Warning This job advert has expired and applications have closed.

SITE RELIABILITY ENGINEER (SRE)

Job details
Posting date:	22 March 2024
Hours:	Full time
Closing date:	21 April 2024
Location:	Wakefield, West Yorkshire
Company:	OADIGITALS LTD
Job type:	Permanent
Job reference:	jobref06

Summary

About Us:
OADIGITALS is a leading IT consulting agency committed to delivering reliable and scalable digital solutions to our clients. We are passionate about ensuring the availability, performance, and security of mission-critical systems. Join our dynamic team and play a key role in shaping the reliability of our infrastructure and applications.

Position Overview:
We are seeking an experienced Site Reliability Engineer (SRE) to join our team. As an SRE at OADIGITALS, you will be responsible for designing, implementing, and maintaining resilient systems and infrastructure to support our clients' digital initiatives.
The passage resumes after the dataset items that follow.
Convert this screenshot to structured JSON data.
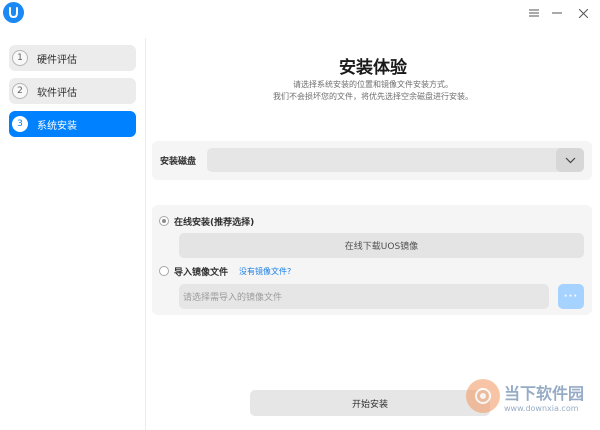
{
  "titlebar": {
    "logo_icon": "uos-logo-icon",
    "menu_icon": "hamburger-menu-icon",
    "minimize_icon": "minimize-icon",
    "close_icon": "close-icon"
  },
  "sidebar": {
    "items": [
      {
        "number": "1",
        "label": "硬件评估",
        "active": false
      },
      {
        "number": "2",
        "label": "软件评估",
        "active": false
      },
      {
        "number": "3",
        "label": "系统安装",
        "active": true
      }
    ]
  },
  "main": {
    "title": "安装体验",
    "subtitle_line1": "请选择系统安装的位置和镜像文件安装方式。",
    "subtitle_line2": "我们不会损坏您的文件，将优先选择空余磁盘进行安装。",
    "disk": {
      "label": "安装磁盘",
      "selected_value": "",
      "arrow_icon": "chevron-down-icon"
    },
    "online": {
      "label": "在线安装(推荐选择)",
      "selected": true,
      "button_label": "在线下载UOS镜像"
    },
    "image": {
      "label": "导入镜像文件",
      "link": "没有镜像文件?",
      "selected": false,
      "placeholder": "请选择需导入的镜像文件",
      "browse_label": "···"
    },
    "start_button": "开始安装"
  },
  "watermark": {
    "title": "当下软件园",
    "url": "www.downxia.com"
  },
  "colors": {
    "accent": "#0081ff",
    "link": "#1b7fe6",
    "browse": "#a6d2ff"
  }
}
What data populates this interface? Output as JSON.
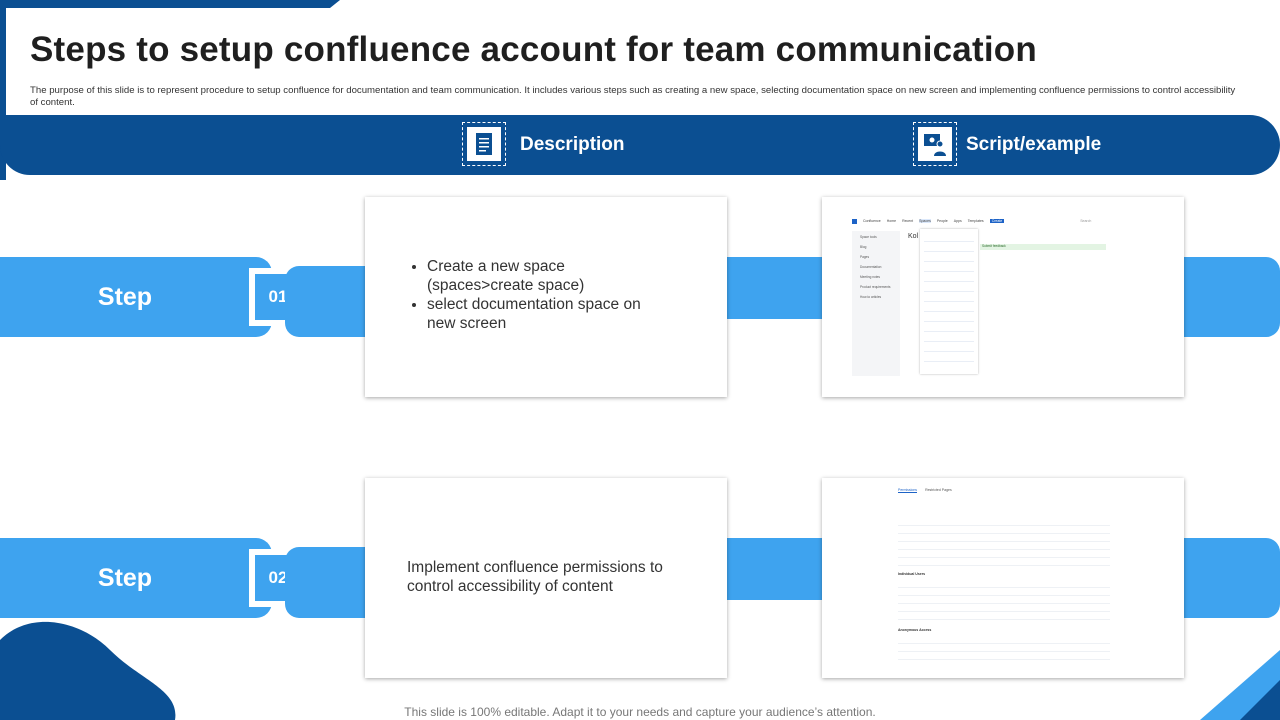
{
  "slide": {
    "title": "Steps to setup confluence account for team communication",
    "subtitle": "The purpose of this slide is to represent procedure to setup confluence for documentation and team communication.  It includes various steps such as creating a new space, selecting documentation space on new screen and implementing  confluence permissions to control accessibility of content."
  },
  "header": {
    "description_label": "Description",
    "script_label": "Script/example"
  },
  "steps": [
    {
      "label": "Step",
      "number": "01",
      "bullets": [
        "Create a new space (spaces>create space)",
        "select documentation space on new screen"
      ]
    },
    {
      "label": "Step",
      "number": "02",
      "text": "Implement confluence permissions to control accessibility of content"
    }
  ],
  "screenshot1": {
    "brand": "Confluence",
    "nav": [
      "Home",
      "Recent",
      "Spaces",
      "People",
      "Apps",
      "Templates"
    ],
    "create_button": "Create",
    "search_placeholder": "Search",
    "page_heading": "Kol",
    "banner": "Submit feedback",
    "sidebar_items": [
      "Space tools",
      "Blog",
      "Pages",
      "Documentation",
      "Meeting notes",
      "Product requirements",
      "How-to articles"
    ]
  },
  "screenshot2": {
    "tabs": [
      "Permissions",
      "Restricted Pages"
    ],
    "sections": [
      "Individual Users",
      "Anonymous Access"
    ]
  },
  "footer": "This slide is 100% editable. Adapt it to your needs and capture your audience’s attention.",
  "colors": {
    "navy": "#0b4f92",
    "step_blue": "#3ea3ef"
  }
}
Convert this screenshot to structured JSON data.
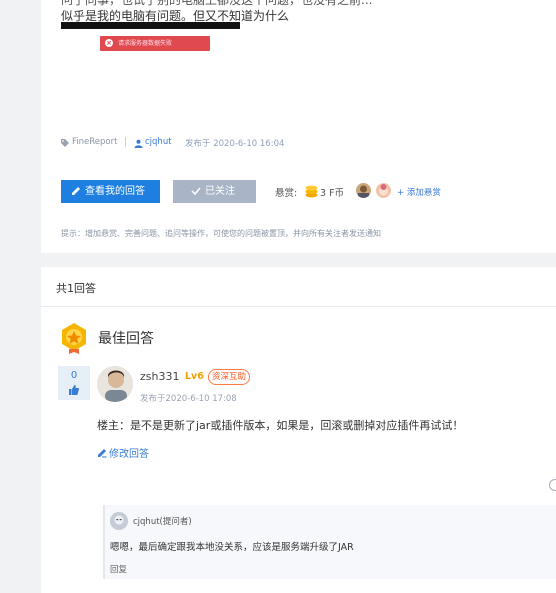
{
  "question": {
    "text_line1": "问了同事，也试了别的电脑上都没这个问题，也没有之前...",
    "text_line2": "似乎是我的电脑有问题。但又不知道为什么",
    "error_image_text": "请求服务器数据失败",
    "tag": "FineReport",
    "author": "cjqhut",
    "posted_at": "发布于 2020-6-10 16:04",
    "buttons": {
      "view_answer": "查看我的回答",
      "followed": "已关注"
    },
    "bounty_label": "悬赏:",
    "bounty_amount": "3 F币",
    "add_bounty": "+ 添加悬赏",
    "hint": "提示：增加悬赏、完善问题、追问等操作，可使您的问题被置顶，并向所有关注者发送通知"
  },
  "answers": {
    "count_label": "共1回答",
    "best_title": "最佳回答",
    "best": {
      "votes": "0",
      "user": "zsh331",
      "level": "Lv6",
      "badge": "资深互助",
      "time": "发布于2020-6-10 17:08",
      "body": "楼主：是不是更新了jar或插件版本，如果是，回滚或删掉对应插件再试试！",
      "edit_label": "修改回答"
    },
    "comment": {
      "user": "cjqhut(提问者)",
      "text": "嗯嗯，最后确定跟我本地没关系，应该是服务端升级了JAR",
      "reply_label": "回复"
    }
  },
  "colors": {
    "primary": "#1f7fe0",
    "link": "#3a7bd5",
    "badge": "#ff5a1f",
    "level": "#f0a000"
  }
}
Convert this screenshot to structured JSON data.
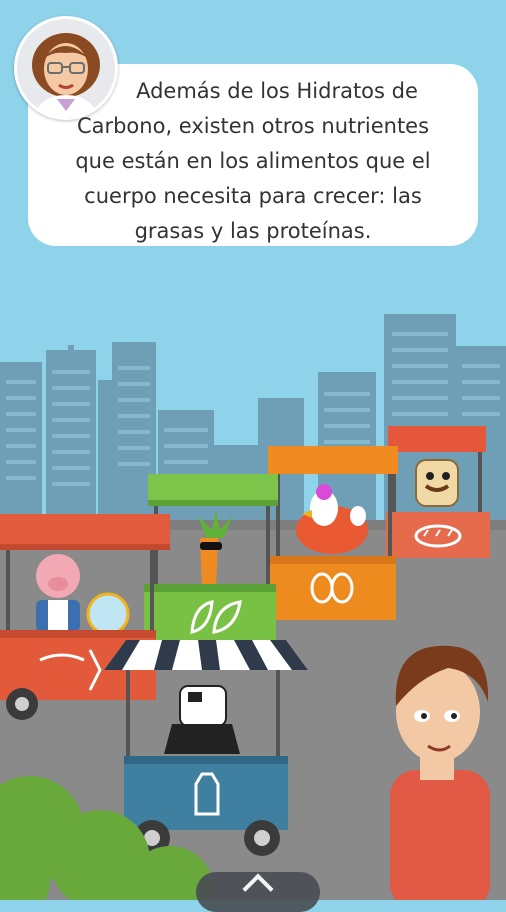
{
  "dialog": {
    "text": "Además de los Hidratos de Carbono, existen otros nutrientes que están en los alimentos que el cuerpo necesita para crecer: las grasas y las proteínas.",
    "speaker_icon": "teacher-avatar-icon"
  },
  "navigation": {
    "icon": "chevron-up-icon"
  },
  "colors": {
    "sky": "#8fd3ea",
    "buildings": "#6f9fb6",
    "street": "#8a8a8a",
    "stall_red": "#e25b3d",
    "stall_green": "#7dc44a",
    "stall_orange": "#ee8b1f",
    "stall_blue": "#3f7fa0"
  }
}
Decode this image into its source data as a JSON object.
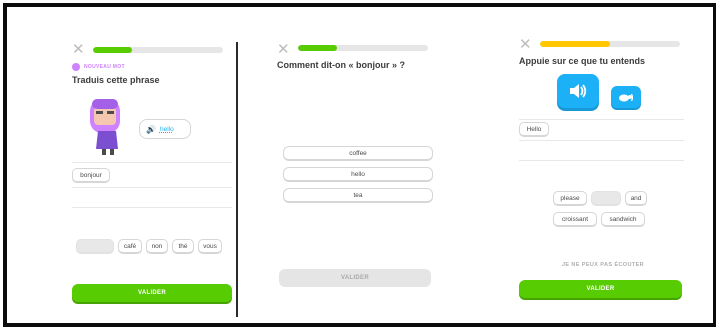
{
  "colors": {
    "green": "#58cc02",
    "yellow": "#ffc800",
    "blue": "#1cb0f6",
    "purple": "#ce82ff"
  },
  "screen1": {
    "close_icon": "close-icon",
    "progress": 0.3,
    "badge_label": "NOUVEAU MOT",
    "title": "Traduis cette phrase",
    "speech_word": "hello",
    "answer_chip": "bonjour",
    "word_bank": [
      "",
      "café",
      "non",
      "thé",
      "vous"
    ],
    "button_label": "VALIDER"
  },
  "screen2": {
    "close_icon": "close-icon",
    "progress": 0.3,
    "title": "Comment dit-on « bonjour » ?",
    "options": [
      "coffee",
      "hello",
      "tea"
    ],
    "button_label": "VALIDER"
  },
  "screen3": {
    "close_icon": "close-icon",
    "progress": 0.5,
    "title": "Appuie sur ce que tu entends",
    "answer_chip": "Hello",
    "word_bank_row1": [
      "please",
      "",
      "and"
    ],
    "word_bank_row2": [
      "croissant",
      "sandwich"
    ],
    "cant_listen": "JE NE PEUX PAS ÉCOUTER",
    "button_label": "VALIDER"
  }
}
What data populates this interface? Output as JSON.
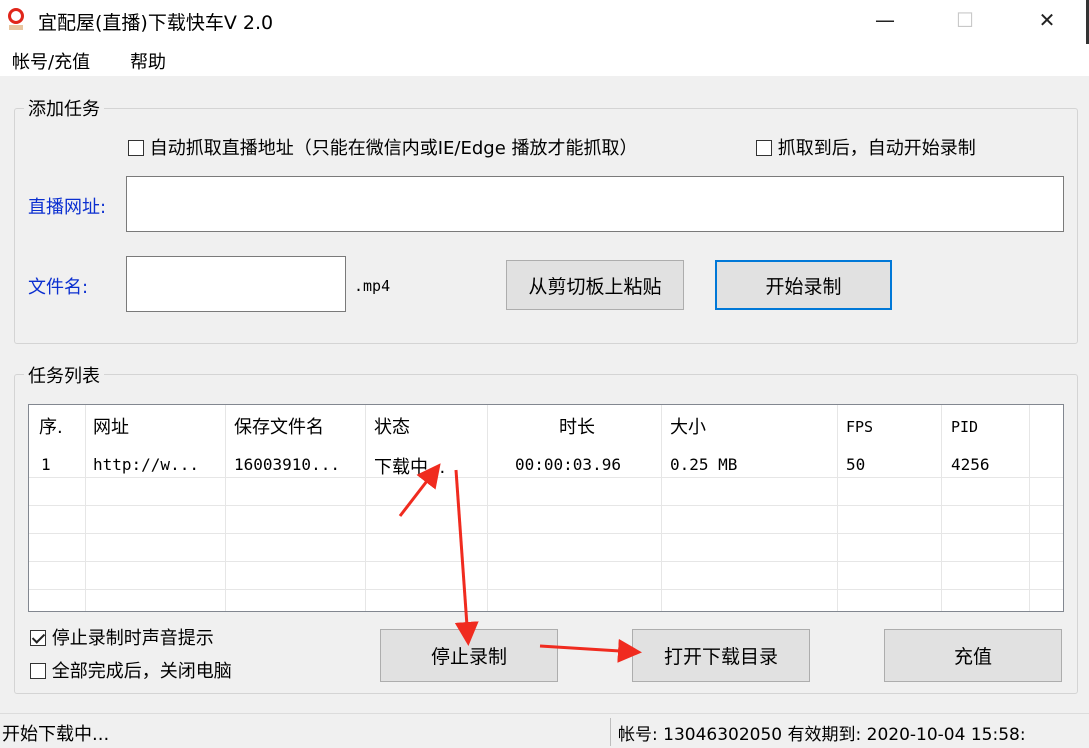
{
  "window": {
    "title": "宜配屋(直播)下载快车V 2.0",
    "minimize_glyph": "—",
    "maximize_glyph": "☐",
    "close_glyph": "✕",
    "icon": "app-logo-icon"
  },
  "menu": {
    "items": [
      "帐号/充值",
      "帮助"
    ]
  },
  "add_task": {
    "group_title": "添加任务",
    "auto_capture_label": "自动抓取直播地址（只能在微信内或IE/Edge 播放才能抓取）",
    "auto_capture_checked": false,
    "auto_start_label": "抓取到后，自动开始录制",
    "auto_start_checked": false,
    "url_label": "直播网址:",
    "url_value": "",
    "filename_label": "文件名:",
    "filename_value": "",
    "ext_label": ".mp4",
    "paste_button": "从剪切板上粘贴",
    "start_button": "开始录制"
  },
  "task_list": {
    "group_title": "任务列表",
    "columns": [
      "序.",
      "网址",
      "保存文件名",
      "状态",
      "时长",
      "大小",
      "FPS",
      "PID"
    ],
    "rows": [
      [
        "1",
        "http://w...",
        "16003910...",
        "下载中...",
        "00:00:03.96",
        "0.25 MB",
        "50",
        "4256"
      ]
    ]
  },
  "options": {
    "beep_label": "停止录制时声音提示",
    "beep_checked": true,
    "shutdown_label": "全部完成后，关闭电脑",
    "shutdown_checked": false
  },
  "buttons": {
    "stop": "停止录制",
    "open_dir": "打开下载目录",
    "recharge": "充值"
  },
  "status": {
    "left": "开始下载中...",
    "right": "帐号: 13046302050 有效期到: 2020-10-04 15:58:"
  },
  "colors": {
    "label_blue": "#0b2fd0",
    "arrow_red": "#f02b1f",
    "default_button_border": "#0078d7"
  }
}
You will work closely with cross-functional teams to improve system reliability, automate processes, and mitigate operational risks.

Key Responsibilities:
Design and implement resilient, scalable, and highly available infrastructure and applications.
Develop and maintain automation scripts and tools for deployment, monitoring, and incident response.
Collaborate with software engineers to design and implement reliable and efficient CI/CD pipelines.
Monitor system performance, analyze trends, and proactively identify areas for optimization and improvement.
Implement and maintain robust monitoring, alerting, and logging solutions to ensure system health and reliability.
Participate in incident response, troubleshooting, and resolution to minimize downtime and impact on operations.
Conduct post-incident reviews and implement corrective actions to prevent recurrence.

Requirements:
Proven experience as a Site Reliability Engineer or similar role.
Strong understanding of cloud computing platforms (e.g., AWS, Azure, Google Cloud).
Proficiency in scripting languages such as Python, Shell, or PowerShell.
Experience with configuration management and infrastructure as code (IaC) tools (e.g., Terraform, Ansible).
Hands-on experience with monitoring and observability tools (e.g., Prometheus, Grafana, ELK stack).
Familiarity with containerization and orchestration technologies (e.g., Docker, Kubernetes).
Excellent problem-solving skills and attention to detail.

Preferred Qualifications:
Experience with incident management and post-incident analysis frameworks (e.g., ITIL, SRE practices).
Knowledge of security best practices and compliance frameworks (e.g., SOC 2, GDPR).
Familiarity with chaos engineering principles and tools (e.g., Chaos Monkey, Gremlin).
Experience working in Agile or DevOps environments.
Relevant certifications (e.g., AWS Certified DevOps Engineer, Google Cloud Professional DevOps Engineer).

Why Join Us:
Opportunity to work on challenging projects with leading clients across various industries.
Collaborative and supportive work environment that encourages continuous learning and growth.
Professional development opportunities through training, certifications, and conferences.
Competitive salary and benefits package.
Flexible work arrangements and a healthy work-life balance.

OADIGITALS is an equal opportunity employer and values diversity in the workplace. We appreciate all applications; however, only those selected for an interview will be contacted.